Тартарен встал и положил руку на плечо бывшему буфетчику.
– Ведь вы не желаете мне зла.
– Очень даже неважный, что верно, то верно!
– А как вы думаете: могу я все-таки без особого риска попытаться взойти на Юнгфрау?
– Головой вам ручаюсь, господин Тартарен... Доверьтесь проводнику, только и всего.
– А если у меня голова закружится?
– Закройте глаза.
– А если я поскользнусь?
– Ну и что ж такого?.. Здесь все как в театре... Все предусмотрено. Опасности ни малейшей...
– Ах, если б вы все время находились при мне и напоминали мне об этом!.. Пожалуйста, голубчик, сделайте доброе дело, пойдемте вместе!..
На что бы лучше! Но, увы, до конца сезона Бомпар связан с перуанцами. Тартарен выразил удивление по поводу того, что Бомпар принял на себя обязанности посыльного, прислужника.
– Ничего не поделаешь, господин Тартарен... Наше дело маленькое... Компания имеет право распоряжаться нами, как ей заблагорассудится.
И тут Бомпар давай перечислять все свои превращения за три года: проводник в Оберланде, игрок на альпийском роге, заядлый охотник на серн, ветеран, служивший еще при Карле X, протестантский пастор, проповедующий в горах...
– Это еще что такое? – с изумлением спрашивает Тартарен.
– Да, да! – не моргнув глазом, продолжает Бомпар. – Если бы вы путешествовали по немецкой Швейцарии, то не раз могли бы заметить на головокружительной высоте пастора, проповедующего под открытым небом со скалы или с кафедры, которой ему служит неотесанная деревянная колода. Вокруг него в живописных позах располагаются пастухи, сыровары с кожаными фуражками в руках, женщины, одетые и убранные так, как принято у них в кантоне. Вид прелестный: луга, травянистые или же только что скошенные, потоки, сбегающие с гор на дорогу, стада, позвякивающие тяжелыми колокольцами на каждом уступе, и все это – э-эх! – все это одна декорация, все это фигуранты. Но об этом знают только служащие Компании: проводники, пасторы, посыльные, трактирщики, и в их интересах не разглашать тайны, иначе можно лишиться клиентов.
Огорошенный альпинист молчит, что всегда является у него признаком наивысшего потрясения. В глубине души у него еще остаются некоторые сомнения в достоверности Бомпаровых сведений, но все же он приободряется, – восхождение на Альпы уже не кажется ему таким страшным, и его беседа с Бомпаром становится все веселее. Приятели говорят о Тарасконе, о том, что они оба вытворяли в молодости.

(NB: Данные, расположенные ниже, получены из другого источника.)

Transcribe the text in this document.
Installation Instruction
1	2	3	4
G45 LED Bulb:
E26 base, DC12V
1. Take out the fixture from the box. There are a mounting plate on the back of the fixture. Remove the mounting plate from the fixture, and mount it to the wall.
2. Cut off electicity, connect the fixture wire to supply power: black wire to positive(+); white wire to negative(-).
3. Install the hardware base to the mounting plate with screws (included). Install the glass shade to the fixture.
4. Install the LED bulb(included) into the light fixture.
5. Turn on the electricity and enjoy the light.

– Кстати о проказах, – вдруг вспоминает Тартарен, – со мной сыграли славную шутку в «Риги-Кульм»... Представьте себе, нынче утром...
И он рассказывает о письме, приклеенном к зеркалу, особенно подчеркивая обращение «Чертов француз».
– Ведь это мистификация!
– Не знаю... Может быть...
Бомпару дело все же представляется серьезнее. Он спрашивает, не вышло ли у Тартарена на Риги с кем-либо истории, не сказал ли он чего-нибудь лишнего.
– Чего-нибудь лишнего? Да будет вам! С англичанами да с немцами рта не раскроешь – они немы как рыбы: это у них называется хорошим тоном.
Подумав, Тартарен, однако, вспоминает, что он повздорил – и притом крупно – с каким-то казаком, неким Ми... Милановым.
– Маниловым, – поправляет Бомпар.
– А вы его знаете?.. По-моему, этот самый Манилов обозлился на меня из-за русской девушки...
– Да, да, из-за Сони... – озабоченно бурчит Бомпар.
– А вы и ее знаете? Ах, мой друг, это жемчужина, это очаровательная серенькая куропаточка...
– Соня Васильева... Она выстрелом из револьвера убила на улице председателя военно-полевого суда генерала Фелянина, который приговорил ее брата к пожизненной каторге.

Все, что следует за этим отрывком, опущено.